Stacey v. Jones,4 relied on by the majority, held that the oral agreement therein involved was not rescindable under the facts of that case based upon a delay in receiving the settlement check and a written settlement agreement in a timely fashion, because the subject contract failed to provide either that time was of the essence *427therein or specify a date for the receipt of such items. Jones did not address the issue raised in this case, that is, the effect of the breach of a written contract by a party’s failure to comply with the specific terms which it had negotiated. Thus, Jones has no application to this case.
Accordingly, I would affirm the trial court’s grant of summary judgment to Northside Hospital.
I am authorized to state that Presiding Judge Pope joins in this dissent.
On Motion for Reconsideration.
We have considered appellee’s motion for reconsideration and adhere to our opinion. Although the majority of the motion simply duplicates earlier arguments raised by appellee, appellee does point out facts, which both parties failed to include in their initial briefs, that were not addressed by either the majority or the dissent. Specifically, in addition to the changes discussed in our initial opinion, the revised release drafted by the plaintiffs’ second attorney also omitted five standard form paragraphs5 that were included in the original release.6
Since the omission of these paragraphs also fails to materially change the settlement agreement between the parties, it did not authorize the hospital to rescind the settlement agreement. Again, the terms of the bargained-for settlement between the parties, as demonstrated by the letters between counsel, was that the Keefes would (1) release all claims that could have been brought as a result of Mr. Keefe’s June 11, 1992 admission to the hospital, (2) forgo seeking certiorari in the Supreme Court, and (3) dismiss their case against the hospital. In exchange for these terms, the hospital agreed to pay $25,000. Execution of every single paragraph in the hospital’s “standard settlement package” was not a condition of the settlement. In this case, the Keefes lived up to their end of the bargain by dismissing their case, forgoing certiorari in the Supreme Court, and agreeing to release all claims brought as a result of the 1992 hospital admission. The hospital, by arbitrarily insisting upon immaterial terms in a release and refusing to pay the $25,000 as agreed, has not *428lived up to its end of the bargain and cost itself the additional legal fees it sought to avoid by settlement.
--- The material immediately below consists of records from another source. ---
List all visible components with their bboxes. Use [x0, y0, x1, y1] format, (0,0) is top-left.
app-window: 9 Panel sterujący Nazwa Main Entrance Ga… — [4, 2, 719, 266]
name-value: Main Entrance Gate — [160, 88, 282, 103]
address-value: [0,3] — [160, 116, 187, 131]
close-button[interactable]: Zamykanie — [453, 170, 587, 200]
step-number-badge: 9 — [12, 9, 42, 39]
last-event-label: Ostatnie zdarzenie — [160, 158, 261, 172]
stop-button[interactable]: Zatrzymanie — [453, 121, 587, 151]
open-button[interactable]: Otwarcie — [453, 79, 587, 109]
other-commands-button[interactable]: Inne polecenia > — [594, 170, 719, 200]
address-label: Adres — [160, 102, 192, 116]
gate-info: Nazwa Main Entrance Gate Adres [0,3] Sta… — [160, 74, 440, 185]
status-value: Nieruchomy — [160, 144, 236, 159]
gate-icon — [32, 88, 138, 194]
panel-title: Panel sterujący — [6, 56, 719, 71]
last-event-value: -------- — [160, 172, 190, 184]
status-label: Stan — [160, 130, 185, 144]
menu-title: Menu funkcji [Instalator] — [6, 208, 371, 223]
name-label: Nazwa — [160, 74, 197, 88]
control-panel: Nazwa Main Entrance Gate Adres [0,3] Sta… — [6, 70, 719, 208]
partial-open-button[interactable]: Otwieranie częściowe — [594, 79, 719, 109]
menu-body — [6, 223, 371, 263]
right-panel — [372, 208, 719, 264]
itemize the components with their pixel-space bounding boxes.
Decided July 11, 2000 Reconsideration denied July 31, 2000 Davis, Zipperman, Kirschenbaum & Lotito, E. Marcus Davis, Christopher R. Smith, for appellants. Goldner, Sommers, Scrudder & Bass, Susan V. Sommers, Glenn S. Bass, Tammy S. Skinner, for appellee.Motion for reconsideration denied.
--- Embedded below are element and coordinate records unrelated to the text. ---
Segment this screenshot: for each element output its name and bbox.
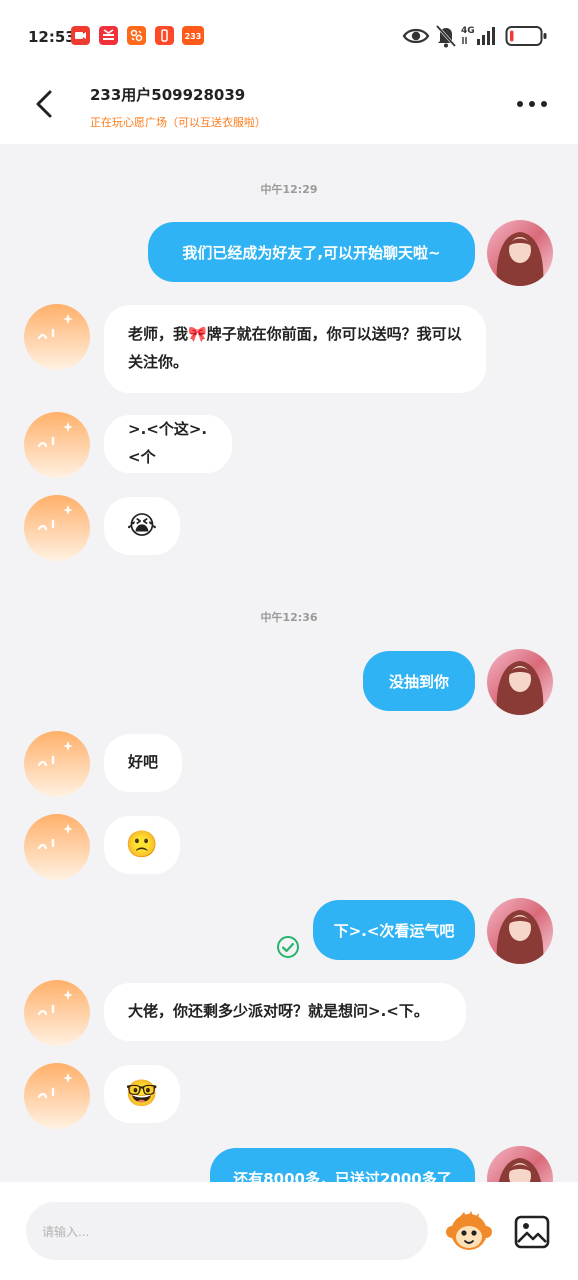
friend-avatar[interactable] <box>24 495 90 561</box>
timestamp: 中午12:29 <box>260 183 318 196</box>
incoming-message[interactable]: 大佬，你还剩多少派对呀？就是想问>.<下。 <box>104 983 466 1041</box>
back-arrow-icon <box>36 90 52 118</box>
shop-app-icon <box>99 26 118 45</box>
message-input-wrapper <box>26 1202 428 1262</box>
friend-avatar[interactable] <box>24 814 90 880</box>
outgoing-message[interactable]: 我们已经成为好友了,可以开始聊天啦~ <box>148 222 475 282</box>
signal-icon: 4G <box>461 22 499 50</box>
chat-title: 233用户509928039 <box>90 86 246 104</box>
friend-avatar[interactable] <box>24 1063 90 1129</box>
delivered-check-icon <box>276 935 300 959</box>
video-app-icon <box>71 26 90 45</box>
game233-label: 233 <box>185 32 202 41</box>
more-dot-icon <box>517 101 523 107</box>
my-avatar[interactable] <box>487 649 553 715</box>
incoming-message[interactable]: 好吧 <box>104 734 182 792</box>
incoming-emoji-message[interactable]: 😭 <box>104 497 180 555</box>
incoming-emoji-message[interactable]: 🤓 <box>104 1065 180 1123</box>
network-type-label: 4G <box>461 26 475 36</box>
emoji-mascot-button[interactable] <box>444 1210 494 1256</box>
back-button[interactable] <box>30 86 60 122</box>
monkey-mascot-icon <box>446 1211 492 1250</box>
more-dot-icon <box>529 101 535 107</box>
more-options-button[interactable] <box>514 90 550 116</box>
eye-icon <box>402 22 430 50</box>
status-time: 12:53 <box>28 28 76 46</box>
battery-icon <box>505 22 549 50</box>
my-avatar[interactable] <box>487 220 553 286</box>
status-bar: 12:53 233 4G <box>0 0 578 72</box>
mute-bell-icon <box>434 22 458 50</box>
friend-avatar[interactable] <box>24 731 90 797</box>
image-icon <box>514 1215 550 1249</box>
friend-avatar[interactable] <box>24 412 90 478</box>
outgoing-message[interactable]: 没抽到你 <box>363 651 475 711</box>
composer-bar <box>0 1182 578 1280</box>
friend-avatar[interactable] <box>24 304 90 370</box>
friend-avatar[interactable] <box>24 980 90 1046</box>
my-avatar[interactable] <box>487 898 553 964</box>
chat-header: 233用户509928039 正在玩心愿广场（可以互送衣服啦） <box>0 72 578 144</box>
game233-app-icon: 233 <box>182 26 204 45</box>
more-dot-icon <box>541 101 547 107</box>
phone-app-icon <box>155 26 174 45</box>
outgoing-message[interactable]: 下>.<次看运气吧 <box>313 900 475 960</box>
incoming-message[interactable]: >.<个这>.<个 <box>104 415 232 473</box>
send-image-button[interactable] <box>512 1214 552 1250</box>
incoming-emoji-message[interactable]: 🙁 <box>104 816 180 874</box>
chat-subtitle: 正在玩心愿广场（可以互送衣服啦） <box>90 116 266 129</box>
timestamp: 中午12:36 <box>260 611 318 624</box>
message-input[interactable] <box>40 1202 414 1262</box>
wallet-app-icon <box>127 26 146 45</box>
incoming-message[interactable]: 老师，我🎀牌子就在你前面，你可以送吗？我可以关注你。 <box>104 305 486 393</box>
Clark’s Super Gas v. Tri-State Systems, 129 Ga. App. 650 (200 SE2d 472) (1973).
Keefe v. Northside Hosp., 219 Ga. App. 875 (467 SE2d 9) (1996).
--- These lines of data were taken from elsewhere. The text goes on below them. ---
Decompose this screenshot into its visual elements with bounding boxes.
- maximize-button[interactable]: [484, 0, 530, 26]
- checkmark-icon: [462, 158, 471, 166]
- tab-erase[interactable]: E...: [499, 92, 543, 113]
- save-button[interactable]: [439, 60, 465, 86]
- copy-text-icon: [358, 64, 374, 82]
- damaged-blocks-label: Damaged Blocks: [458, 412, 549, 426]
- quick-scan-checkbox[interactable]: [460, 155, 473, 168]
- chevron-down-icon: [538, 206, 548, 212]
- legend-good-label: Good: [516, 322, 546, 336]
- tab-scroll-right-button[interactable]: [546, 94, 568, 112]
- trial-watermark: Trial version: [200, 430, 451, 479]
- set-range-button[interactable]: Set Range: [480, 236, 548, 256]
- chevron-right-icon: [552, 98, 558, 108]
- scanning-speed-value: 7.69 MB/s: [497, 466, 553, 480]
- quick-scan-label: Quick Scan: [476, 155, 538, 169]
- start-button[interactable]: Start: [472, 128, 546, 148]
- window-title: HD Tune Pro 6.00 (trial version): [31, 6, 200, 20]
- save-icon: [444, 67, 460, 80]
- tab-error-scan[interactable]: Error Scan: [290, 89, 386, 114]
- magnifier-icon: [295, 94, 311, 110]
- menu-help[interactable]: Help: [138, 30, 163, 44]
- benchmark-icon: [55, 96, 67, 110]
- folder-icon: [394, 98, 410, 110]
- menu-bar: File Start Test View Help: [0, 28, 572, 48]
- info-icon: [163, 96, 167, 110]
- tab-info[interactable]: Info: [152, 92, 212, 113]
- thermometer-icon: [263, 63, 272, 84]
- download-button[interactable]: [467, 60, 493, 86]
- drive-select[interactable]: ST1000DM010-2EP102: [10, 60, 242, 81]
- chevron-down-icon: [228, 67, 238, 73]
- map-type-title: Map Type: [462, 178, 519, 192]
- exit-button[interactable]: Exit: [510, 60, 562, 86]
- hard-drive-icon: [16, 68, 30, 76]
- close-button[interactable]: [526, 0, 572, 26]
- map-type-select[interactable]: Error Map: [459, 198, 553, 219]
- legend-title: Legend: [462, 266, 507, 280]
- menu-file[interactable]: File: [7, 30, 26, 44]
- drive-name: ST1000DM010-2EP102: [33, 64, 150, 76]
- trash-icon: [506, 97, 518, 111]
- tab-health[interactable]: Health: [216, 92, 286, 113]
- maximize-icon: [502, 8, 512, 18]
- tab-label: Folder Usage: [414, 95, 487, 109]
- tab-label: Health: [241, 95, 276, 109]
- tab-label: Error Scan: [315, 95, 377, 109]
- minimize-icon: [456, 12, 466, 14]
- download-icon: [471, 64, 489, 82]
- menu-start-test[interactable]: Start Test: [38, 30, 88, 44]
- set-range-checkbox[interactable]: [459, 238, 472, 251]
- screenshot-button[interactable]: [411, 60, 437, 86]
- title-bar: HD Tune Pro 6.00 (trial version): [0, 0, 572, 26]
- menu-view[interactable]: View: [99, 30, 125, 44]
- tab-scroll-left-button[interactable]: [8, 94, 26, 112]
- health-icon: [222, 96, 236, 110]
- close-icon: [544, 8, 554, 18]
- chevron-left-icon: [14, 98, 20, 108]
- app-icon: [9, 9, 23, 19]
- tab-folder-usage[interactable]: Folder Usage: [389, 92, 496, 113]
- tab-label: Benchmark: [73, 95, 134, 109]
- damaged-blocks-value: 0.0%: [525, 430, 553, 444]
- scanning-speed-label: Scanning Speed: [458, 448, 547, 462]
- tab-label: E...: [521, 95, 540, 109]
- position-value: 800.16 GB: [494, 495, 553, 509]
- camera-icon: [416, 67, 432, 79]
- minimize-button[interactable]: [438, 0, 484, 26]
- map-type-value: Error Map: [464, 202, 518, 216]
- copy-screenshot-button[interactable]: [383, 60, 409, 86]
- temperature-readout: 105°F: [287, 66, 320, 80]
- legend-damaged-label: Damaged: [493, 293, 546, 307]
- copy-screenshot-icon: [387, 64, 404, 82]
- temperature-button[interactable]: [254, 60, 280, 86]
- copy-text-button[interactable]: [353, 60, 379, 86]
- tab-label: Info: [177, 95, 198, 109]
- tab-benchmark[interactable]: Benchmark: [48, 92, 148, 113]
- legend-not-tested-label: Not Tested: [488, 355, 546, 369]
Stacey v. Jones, 230 Ga. App. 213, 215 (2) (495 SE2d 665) (1998).
These paragraphs addressed choice of law, competency, reliance of releasors, reliance of releasees, and merger.
It appears that these five paragraphs may have been inadvertently omitted from the revised release as they are the only paragraphs contained on page 3 of the original release. Moreover, until now, the parties never discussed or briefed the omission of these paragraphs.